We were loud and alive, cackling and laughing. Someone asked whether the Los Angeles riots, which had occurred months earlier, would ever happen again. A cousin inched his fork suspiciously closer to the crispy tadig. My aunt demanded that the television volume be turned up because she was enamored with the Uncle Jesse character from “Full House.” This was why we had escaped Iran: to be wholly (and loudly) free. Seemingly nothing could have quieted us down.
And then, my mother entered the dining room, holding two Shabbat candles and a box of matches. I followed behind, holding a bottle of Manischewitz wine and a bag of fluffy pita bread.
The candles were scented tealights we had purchased at the local drug store, not the long and elegant taper candles often seen in children’s books featuring Ashkenazi families. The bread was a far cry from the challah some of the American Jewish kids at school enjoyed Friday nights, but being Mizrahim from Iran, most of us had never heard of challah, anyway.
At first sight of my mother, everyone suddenly quieted down. The moment was too important; too part and parcel of our every being. Even “Full House” went to commercial break.

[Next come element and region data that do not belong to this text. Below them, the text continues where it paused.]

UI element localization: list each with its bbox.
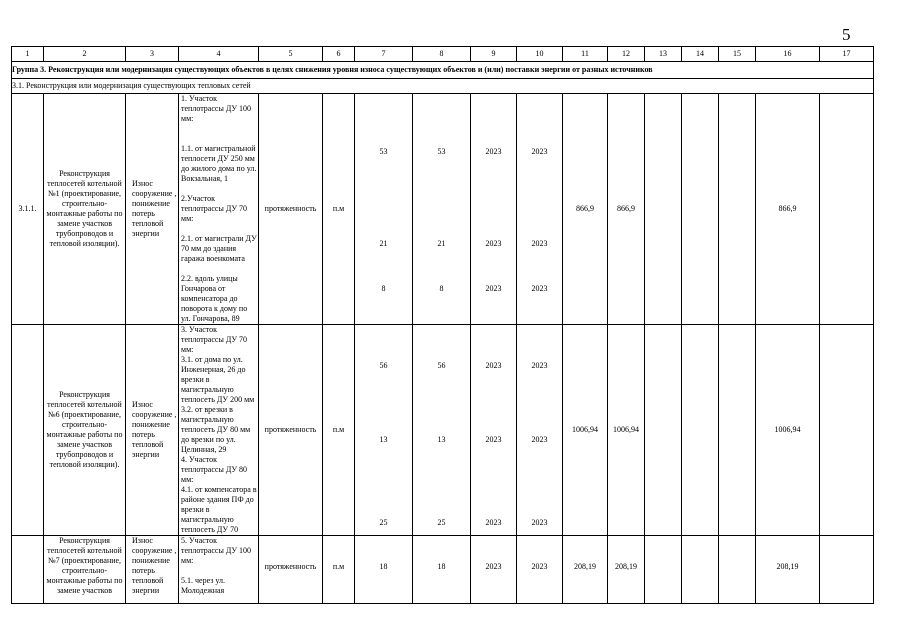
- group-title: Группа 3. Реконструкция или модернизация существующих объектов в целях снижения уровня износа существующих объектов и (или) поставки энергии от разных источников: [12, 62, 874, 79]
- col-number-17: 17: [820, 47, 874, 62]
- project-name: Реконструкция теплосетей котельной №6 (проектирование, строительно-монтажные работы по замене участков трубопроводов и тепловой изоляции).: [44, 325, 126, 536]
- row-number: [12, 536, 44, 604]
- value-cell: 2023: [531, 284, 548, 293]
- value-cell: 13: [379, 435, 388, 444]
- col-number-16: 16: [756, 47, 820, 62]
- value-cell: 25: [379, 518, 388, 527]
- value-cell: 2023: [531, 147, 548, 156]
- value-cell: 2023: [485, 361, 502, 370]
- start-year: [471, 94, 517, 325]
- col-number-7: 7: [355, 47, 413, 62]
- value-cell: 13: [437, 435, 446, 444]
- cost-remaining: 1006,94: [756, 325, 820, 536]
- col-number-13: 13: [645, 47, 682, 62]
- empty-cell: [645, 325, 682, 536]
- table-row: [12, 325, 874, 536]
- segment-list: [179, 536, 259, 604]
- end-year: 2023: [517, 536, 563, 604]
- value-cell: 2023: [531, 518, 548, 527]
- cost-total: 866,9: [563, 94, 608, 325]
- measure-unit: п.м: [323, 94, 355, 325]
- subgroup-title: 3.1. Реконструкция или модернизация существующих тепловых сетей: [12, 79, 874, 94]
- planned-length: 18: [355, 536, 413, 604]
- value-cell: 21: [437, 239, 446, 248]
- col-number-1: 1: [12, 47, 44, 62]
- col-number-12: 12: [608, 47, 645, 62]
- empty-cell: [682, 325, 719, 536]
- empty-cell: [820, 325, 874, 536]
- col-number-6: 6: [323, 47, 355, 62]
- cost-total: 208,19: [563, 536, 608, 604]
- col-number-8: 8: [413, 47, 471, 62]
- value-cell: 25: [437, 518, 446, 527]
- value-cell: 8: [439, 284, 444, 293]
- table-row: [12, 94, 874, 325]
- value-cell: 2023: [485, 518, 502, 527]
- value-cell: 2023: [531, 435, 548, 444]
- value-cell: 53: [379, 147, 388, 156]
- col-number-2: 2: [44, 47, 126, 62]
- table-row: [12, 536, 874, 604]
- empty-cell: [719, 325, 756, 536]
- value-cell: 2023: [531, 239, 548, 248]
- planned-length: [355, 325, 413, 536]
- project-reason: Износ сооружение , понижение потерь тепловой энергии: [126, 325, 179, 536]
- cost-remaining: 208,19: [756, 536, 820, 604]
- empty-cell: [719, 94, 756, 325]
- subgroup-row: [12, 79, 874, 94]
- col-number-14: 14: [682, 47, 719, 62]
- empty-cell: [719, 536, 756, 604]
- col-number-15: 15: [719, 47, 756, 62]
- measure-name: протяженность: [259, 536, 323, 604]
- value-cell: 2023: [485, 239, 502, 248]
- planned-length: [355, 94, 413, 325]
- project-name: Реконструкция теплосетей котельной №1 (проектирование, строительно-монтажные работы по замене участков трубопроводов и тепловой изоляции).: [44, 94, 126, 325]
- empty-cell: [645, 94, 682, 325]
- column-number-row: [12, 47, 874, 62]
- empty-cell: [820, 536, 874, 604]
- segment-text: 5. Участок теплотрассы ДУ 100 мм: 5.1. через ул. Молодежная: [181, 536, 252, 595]
- actual-length: [413, 94, 471, 325]
- segment-text: 1. Участок теплотрассы ДУ 100 мм: 1.1. от магистральной теплосети ДУ 250 мм до жилого дома по ул. Вокзальная, 1 2.Участок теплотрассы ДУ 70 мм: 2.1. от магистрали ДУ 70 мм до здания гаража военкомата 2.2. вдоль улицы Гончарова от компенсатора до поворота к дому по ул. Гончарова, 89: [181, 94, 257, 323]
- empty-cell: [682, 94, 719, 325]
- end-year: [517, 94, 563, 325]
- measure-unit: п.м: [323, 325, 355, 536]
- col-number-5: 5: [259, 47, 323, 62]
- page-number: 5: [842, 25, 851, 44]
- cost-year: 208,19: [608, 536, 645, 604]
- value-cell: 2023: [485, 435, 502, 444]
- segment-list: [179, 325, 259, 536]
- cost-total: 1006,94: [563, 325, 608, 536]
- project-name: Реконструкция теплосетей котельной №7 (проектирование, строительно-монтажные работы по замене участков: [44, 536, 126, 604]
- value-cell: 2023: [485, 284, 502, 293]
- col-number-11: 11: [563, 47, 608, 62]
- value-cell: 56: [379, 361, 388, 370]
- row-number: [12, 325, 44, 536]
- cost-year: 1006,94: [608, 325, 645, 536]
- group-row: [12, 62, 874, 79]
- empty-cell: [820, 94, 874, 325]
- col-number-3: 3: [126, 47, 179, 62]
- segment-text: 3. Участок теплотрассы ДУ 70 мм: 3.1. от дома по ул. Инженерная, 26 до врезки в магистральную теплосеть ДУ 200 мм 3.2. от врезки в магистральную теплосеть ДУ 80 мм до врезки по ул. Целинная, 29 4. Участок теплотрассы ДУ 80 мм: 4.1. от компенсатора в районе здания ПФ до врезки в магистральную теплосеть ДУ 70: [181, 325, 257, 534]
- value-cell: 56: [437, 361, 446, 370]
- col-number-4: 4: [179, 47, 259, 62]
- col-number-9: 9: [471, 47, 517, 62]
- value-cell: 2023: [531, 361, 548, 370]
- start-year: 2023: [471, 536, 517, 604]
- empty-cell: [682, 536, 719, 604]
- actual-length: 18: [413, 536, 471, 604]
- row-number: 3.1.1.: [12, 94, 44, 325]
- measure-name: протяженность: [259, 325, 323, 536]
- cost-year: 866,9: [608, 94, 645, 325]
- empty-cell: [645, 536, 682, 604]
- end-year: [517, 325, 563, 536]
- start-year: [471, 325, 517, 536]
- value-cell: 21: [379, 239, 388, 248]
- cost-remaining: 866,9: [756, 94, 820, 325]
- measure-unit: п.м: [323, 536, 355, 604]
- segment-list: [179, 94, 259, 325]
- project-reason: Износ сооружение , понижение потерь тепловой энергии: [126, 536, 179, 604]
- measure-name: протяженность: [259, 94, 323, 325]
- value-cell: 2023: [485, 147, 502, 156]
- investment-table: [11, 46, 874, 604]
- col-number-10: 10: [517, 47, 563, 62]
- project-reason: Износ сооружение , понижение потерь тепловой энергии: [126, 94, 179, 325]
- actual-length: [413, 325, 471, 536]
- value-cell: 53: [437, 147, 446, 156]
- value-cell: 8: [381, 284, 386, 293]
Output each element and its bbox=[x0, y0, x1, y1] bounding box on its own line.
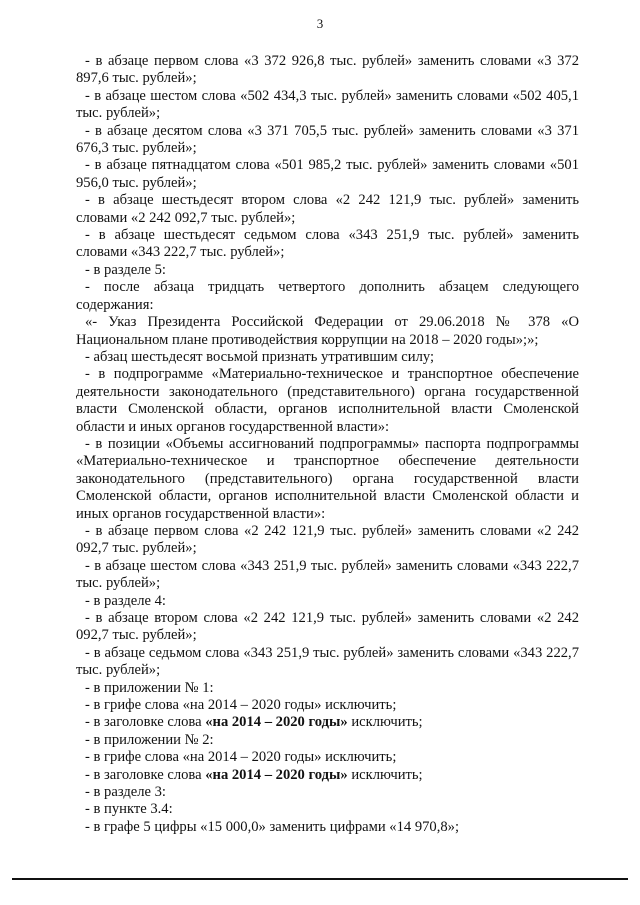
paragraph: - абзац шестьдесят восьмой признать утратившим силу; bbox=[85, 348, 435, 365]
paragraph: - в разделе 3: bbox=[85, 784, 166, 801]
paragraph bbox=[76, 714, 579, 731]
document-body bbox=[76, 53, 579, 836]
paragraph: - в абзаце шестьдесят втором слова «2 242 121,9 тыс. рублей» заменить словами «2 242 092,7 тыс. рублей»; bbox=[76, 192, 579, 226]
paragraph: - в графе 5 цифры «15 000,0» заменить цифрами «14 970,8»; bbox=[85, 818, 460, 835]
paragraph: - в пункте 3.4: bbox=[85, 801, 173, 818]
paragraph: - в абзаце шестом слова «343 251,9 тыс. рублей» заменить словами «343 222,7 тыс. рублей»; bbox=[76, 557, 579, 592]
paragraph: - в абзаце десятом слова «3 371 705,5 тыс. рублей» заменить словами «3 371 676,3 тыс. рублей»; bbox=[76, 122, 579, 157]
paragraph: - в грифе слова «на 2014 – 2020 годы» исключить; bbox=[85, 697, 397, 714]
paragraph: - в разделе 5: bbox=[85, 261, 166, 278]
paragraph: - в позиции «Объемы ассигнований подпрограммы» паспорта подпрограммы «Материально-техническое и транспортное обеспечение деятельности законодательного (представительного) органа государственной власти Смоленской области, органов исполнительной власти Смоленской области и иных органов государственной власти»: bbox=[76, 435, 579, 522]
paragraph: - в абзаце шестом слова «502 434,3 тыс. рублей» заменить словами «502 405,1 тыс. рублей»; bbox=[76, 87, 579, 122]
paragraph: - в абзаце втором слова «2 242 121,9 тыс. рублей» заменить словами «2 242 092,7 тыс. рублей»; bbox=[76, 610, 579, 644]
paragraph-text: исключить; bbox=[347, 766, 423, 783]
paragraph: - в грифе слова «на 2014 – 2020 годы» исключить; bbox=[85, 749, 397, 766]
paragraph: - в подпрограмме «Материально-техническое и транспортное обеспечение деятельности законодательного (представительного) органа государственной власти Смоленской области, органов исполнительной власти Смоленской области и иных органов государственной власти»: bbox=[76, 366, 579, 435]
paragraph-text: исключить; bbox=[347, 714, 423, 731]
paragraph: - после абзаца тридцать четвертого дополнить абзацем следующего содержания: bbox=[76, 279, 579, 313]
paragraph: - в абзаце первом слова «2 242 121,9 тыс. рублей» заменить словами «2 242 092,7 тыс. рублей»; bbox=[76, 522, 579, 557]
paragraph: - в приложении № 1: bbox=[85, 679, 214, 696]
paragraph bbox=[76, 767, 579, 784]
paragraph: - в абзаце шестьдесят седьмом слова «343 251,9 тыс. рублей» заменить словами «343 222,7 тыс. рублей»; bbox=[76, 227, 579, 261]
bold-text: «на 2014 – 2020 годы» bbox=[205, 714, 348, 731]
paragraph: - в приложении № 2: bbox=[85, 731, 214, 748]
bottom-rule bbox=[12, 878, 628, 880]
bold-text: «на 2014 – 2020 годы» bbox=[205, 766, 348, 783]
paragraph: - в абзаце седьмом слова «343 251,9 тыс. рублей» заменить словами «343 222,7 тыс. рублей»; bbox=[76, 644, 579, 679]
paragraph: - в разделе 4: bbox=[85, 592, 166, 609]
paragraph: - в абзаце первом слова «3 372 926,8 тыс. рублей» заменить словами «3 372 897,6 тыс. рублей»; bbox=[76, 53, 579, 87]
paragraph: «- Указ Президента Российской Федерации от 29.06.2018 № 378 «О Национальном плане противодействия коррупции на 2018 – 2020 годы»;»; bbox=[76, 314, 579, 348]
page-number: 3 bbox=[316, 16, 324, 31]
paragraph-text: - в заголовке слова bbox=[85, 714, 206, 731]
paragraph: - в абзаце пятнадцатом слова «501 985,2 тыс. рублей» заменить словами «501 956,0 тыс. рублей»; bbox=[76, 157, 579, 191]
paragraph-text: - в заголовке слова bbox=[85, 766, 206, 783]
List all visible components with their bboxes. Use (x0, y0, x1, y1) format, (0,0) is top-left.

My mothers and my aunts recited the Hebrew prayer for lighting Shabbat candles; my father led the Kiddush and Hamotzi blessings over wine and bread. And that’s when I understood: We had escaped Iran, found temporary refuge in Italy, and were now living in America. And all throughout our journey, the only permanent identity we had consistently (and figuratively) carried on our backs was our Jewishness.
That’s what we were to the regime in Iran and that was why the U.S. government offered us protected (religious) refugee status: We were Jews, just like our Ashkenazi neighbors whose grandparents had escaped Poland in the 1930s, and the Jews who had been expelled from Spain and Portugal 500 years earlier, and the Russians with whom we had shared a small apartment back in Ladispoli.
In the years that followed, I left my parents’ apartment to attend college, where I befriended young American Jews who had never met a Jew from Iran (or Iraq, Yemen or Morocco, for that matter). As a campus pro-Israel advocate, I was called a “colonizer”; more recently, as a Jewish activist, I’ve been accused of being grossly “privileged.”
With every accusation, I find myself returning to those Iranian passports, which I keep at home. One still has a hole in the corner; the other still bears the word Kalimeh next to my mother’s name. And my mind vacillates between memories of beloved relatives in Iran whom I never saw again; of desperate searches for used mattresses on Italian streets; and of gloriously loud Shabbat dinners as free Jews in America.
There is one truth that I continue to embrace with sheer joy: Whether pita or challah, no matter how you slice it, I am eternally, unabashedly and irrevocably Jewish.